Oleh : Prof. Lely Arrianie, Guru Besar Komunikasi Politik LSPR Institutute Communication and Business
REPUBLIKA.CO.ID, Meninggalnya Affan Kurniawan sang pengemudi ojek online,
tidak saja meninggalkan kesedihan di keluarganya, tetapi sekaligus meninggalkan sesak, marah, dan geram yang tersimpan di tengah masyarakat yang menyaksikannya. Sementara wakil rakyat yang menjadi sebab segala tragedi ini, diam dalam kenikmatan sendiri, besarnya gaji, tunjangan dan segala fasilitas, bergelimang harta dan tahta seolah berdiri pongah diatas penderitaan rakyat yang diwakilinya.
Jika saja tari dan joget tidak mereka pentaskan, setelah keputusan kenaikan gaji dan atau tunjangan perumahan yang puluhan kali nilainya dari upah minimum rata rata propinsi di Indonesia itu, barangkali rakyat tidak terlalu perduli dengan segala yang mereka terima, gaji yang juga ratusan kali lipat dari upah yang diterima rakyatnya, dimana banyak rakyat yang tidak bisa makan, bahkan gaji Guru yang pernah mendidik mereka untuk jadi pintar, punya etika punya rasa simpati, empati dan tepo saliro pada orang lain gajinya cuma tidak sampai 5 persen dari mereka.

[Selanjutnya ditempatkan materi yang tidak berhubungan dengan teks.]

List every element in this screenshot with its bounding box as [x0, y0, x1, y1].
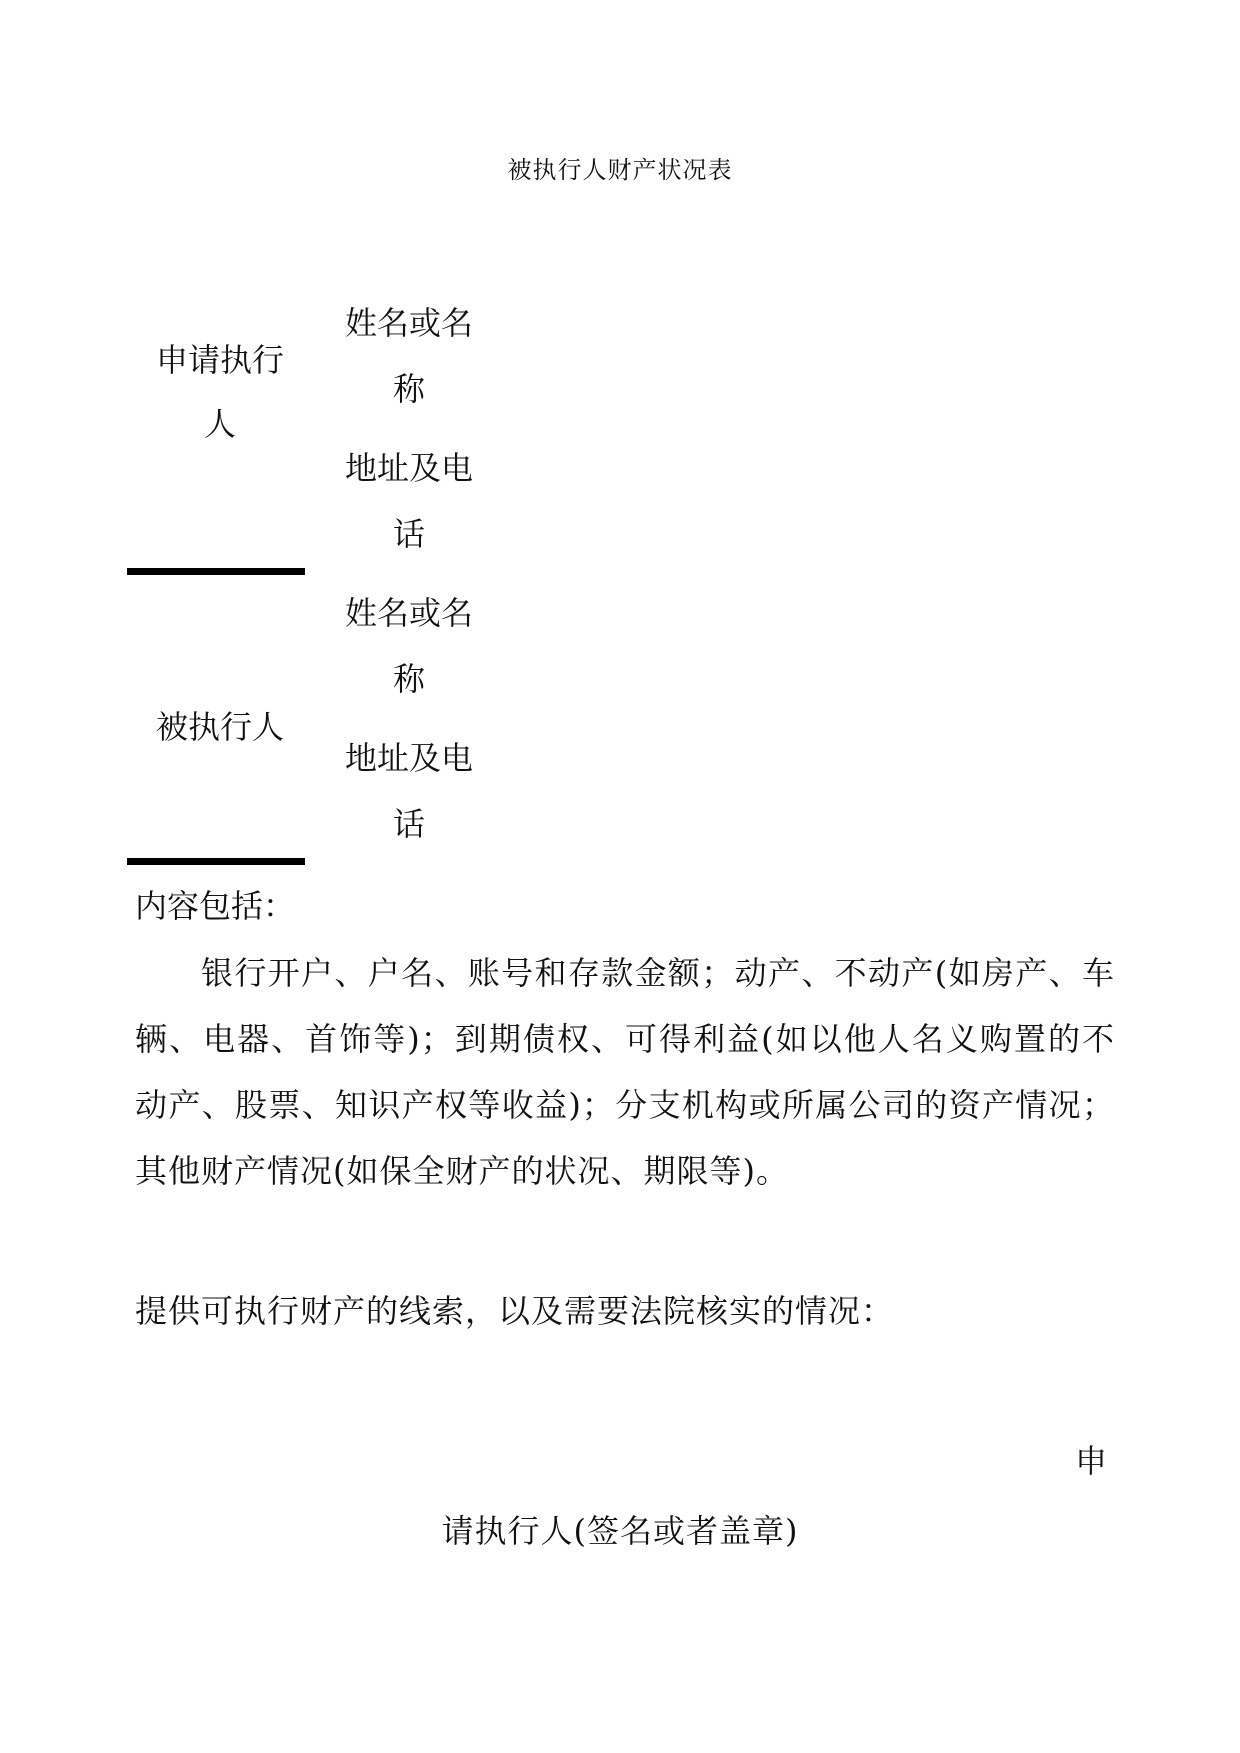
respondent-name-label-line1: 姓名或名 — [344, 594, 473, 632]
document-title: 被执行人财产状况表 — [507, 156, 733, 184]
signature-line: 请执行人(签名或者盖章) — [441, 1512, 799, 1550]
applicant-label-line1: 申请执行 — [155, 341, 284, 379]
applicant-address-label-line2: 话 — [392, 515, 425, 553]
respondent-name-label-line2: 称 — [392, 660, 425, 698]
signature-first-char: 申 — [1075, 1442, 1108, 1480]
respondent-label: 被执行人 — [155, 708, 284, 746]
applicant-name-label-line2: 称 — [392, 370, 425, 408]
respondent-divider — [127, 858, 305, 865]
applicant-name-label-line1: 姓名或名 — [344, 304, 473, 342]
respondent-name-label — [339, 580, 479, 712]
applicant-address-label-line1: 地址及电 — [344, 449, 473, 487]
applicant-name-label — [339, 290, 479, 422]
content-body: 银行开户、户名、账号和存款金额；动产、不动产(如房产、车辆、电器、首饰等)；到期债权、可得利益(如以他人名义购置的不动产、股票、知识产权等收益)；分支机构或所属公司的资产情况；其他财产情况(如保全财产的状况、期限等)。 — [135, 954, 1115, 1190]
applicant-section — [127, 290, 627, 575]
respondent-address-label-line2: 话 — [392, 805, 425, 843]
respondent-address-label — [339, 725, 479, 857]
respondent-address-label-line1: 地址及电 — [344, 739, 473, 777]
content-heading: 内容包括： — [135, 887, 296, 925]
applicant-divider — [127, 568, 305, 575]
applicant-address-label — [339, 435, 479, 567]
applicant-label — [145, 328, 295, 456]
applicant-label-line2: 人 — [203, 405, 236, 443]
respondent-section — [127, 580, 627, 870]
clues-prompt: 提供可执行财产的线索，以及需要法院核实的情况： — [135, 1292, 895, 1330]
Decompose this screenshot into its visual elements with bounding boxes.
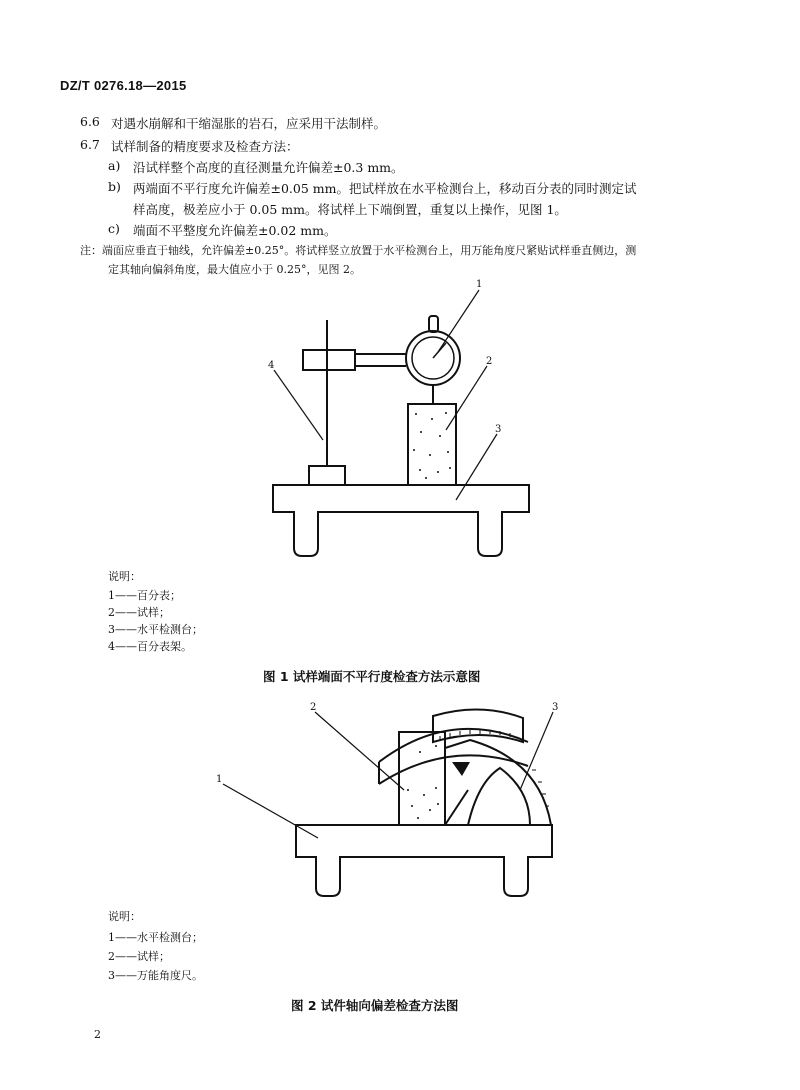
item-a-text: 沿试样整个高度的直径测量允许偏差±0.3 mm。 — [133, 160, 404, 175]
item-c-mark: c) — [108, 221, 120, 236]
note-line1: 注：端面应垂直于轴线，允许偏差±0.25°。将试样竖立放置于水平检测台上，用万能角度尺紧贴试样垂直侧边，测 — [80, 244, 637, 257]
fig1-legend-item: 3——水平检测台； — [108, 623, 203, 636]
fig1-inspection-table — [273, 485, 529, 556]
fig2-legend-item: 2——试样； — [108, 950, 170, 963]
fig1-specimen — [408, 404, 456, 485]
item-b-text-line1: 两端面不平行度允许偏差±0.05 mm。把试样放在水平检测台上，移动百分表的同时测定试 — [133, 181, 637, 196]
fig1-stand-clamp — [303, 350, 355, 370]
item-a-mark: a) — [108, 158, 121, 173]
fig1-legend-item: 2——试样； — [108, 606, 170, 619]
fig2-legend-title: 说明： — [108, 910, 141, 923]
fig2-protractor-arc — [445, 740, 551, 825]
clause-6-7-text: 试样制备的精度要求及检查方法： — [111, 139, 299, 154]
figure-2-caption: 图 2 试件轴向偏差检查方法图 — [291, 998, 459, 1013]
fig1-callout-3: 3 — [495, 424, 502, 435]
fig2-callout-2: 2 — [310, 702, 317, 713]
fig1-callout-1: 1 — [476, 279, 483, 290]
fig2-callout-1: 1 — [216, 774, 223, 785]
clause-6-6-number: 6.6 — [80, 114, 100, 129]
item-c-text: 端面不平整度允许偏差±0.02 mm。 — [133, 223, 337, 238]
clause-6-6-text: 对遇水崩解和干缩湿胀的岩石，应采用干法制样。 — [111, 116, 387, 131]
fig1-legend-item: 1——百分表； — [108, 589, 181, 602]
item-b-text-line2: 样高度，极差应小于 0.05 mm。将试样上下端倒置，重复以上操作，见图 1。 — [133, 202, 567, 217]
fig2-legend-item: 3——万能角度尺。 — [108, 969, 203, 982]
item-b-mark: b) — [108, 179, 121, 194]
fig1-legend-title: 说明： — [108, 570, 141, 583]
clause-6-7-number: 6.7 — [80, 137, 100, 152]
fig1-stand-base — [309, 466, 345, 485]
fig2-specimen-dots — [407, 745, 439, 819]
fig1-callout-4: 4 — [268, 360, 275, 371]
figure-1-diagram — [0, 270, 800, 570]
fig1-legend-item: 4——百分表架。 — [108, 640, 192, 653]
fig2-callout-3: 3 — [552, 702, 559, 713]
page-number: 2 — [94, 1028, 101, 1041]
document-code-header: DZ/T 0276.18—2015 — [60, 78, 187, 93]
fig2-inspection-table — [296, 825, 552, 896]
fig1-specimen-dots — [413, 412, 451, 479]
figure-1-caption: 图 1 试样端面不平行度检查方法示意图 — [263, 669, 481, 684]
fig1-callout-2: 2 — [486, 356, 493, 367]
note-line2: 定其轴向偏斜角度，最大值应小于 0.25°，见图 2。 — [108, 263, 361, 276]
fig2-legend-item: 1——水平检测台； — [108, 931, 203, 944]
figure-2-diagram — [0, 700, 800, 900]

Tari dan Gendang Kesombongan
Harusnya musik yang mereka mainkan di Senayan adalah musik keprihatinan, tari dan gendang sebaiknya berirama melankolis sambil menghaturkan sembah "maaf" pada rakyat yang telah memberi peran keterwakilan pada mereka, sekaligus menyatakan kata maaf pada pemberi keputusan pemberian tunjangan perumahan itu, "Maaf kami sangat merasakan penderitaan rakyat yang begitu susah mencari sesuap nasi, kehilangan pekerjaan dan sulitnya menyekolahkan anak, maka atas nama rakyat pula, kami menolak untuk mendapatkan tunjangan perumahan, karna kami semua sudah punya rumah dan mampu menyewa rumah dengan gaji yang kami terima, jikapun kami harus bertarung dengan kemacetan, kami juga ingin merasakan penderitaan rakyat yang sejak sebelum subuh harus bergerak menuju tempat kerjanya atau ketempatnya berusaha lainnya".
Ah, seandainya itu kompak mereka teriakkan, rakyat pasti memuji mereka.
Pascajoget dan tari kenaikan gaji dan tun jangan perumahan itu, muncul lagi tari dan gendang kepongahan, muncul kata "tolol" yang disematkan politisi Nasdem kepada rakyat yang diwakilinya, hanya karena rakyat yang marah meminta agar DPR dibubarkan, ada selebritis yang menjadi politisi membela diri karena rumah yang jauh dan macet, maka merasa layak menerima tunjangan perumahan agar tidak telat untuk rapat. Pertanyaannya, apakah mereka tiap hari mereka rapat? Apakah tiap hari mereka hadir di Senayan? Apakah kala rapat mereka semua bersuara? Sedangkan pada rapat komisi dan paripurna saja bangku pada kosong. Padahal yang akan diputuskan adalah menyangkut kepentingan rakyat.
Jika demikian, mengapa mereka tidak cukup dengan rumah yang mereka miliki, selama ini juga sebelum menjadi anggota dewan, mereka bisa menjangkau jarak yang jauh tanpa harus diberi tinjangan perumahan. Nalar sosial rakyat benar-benar diganggu dengan segala alibi mereka.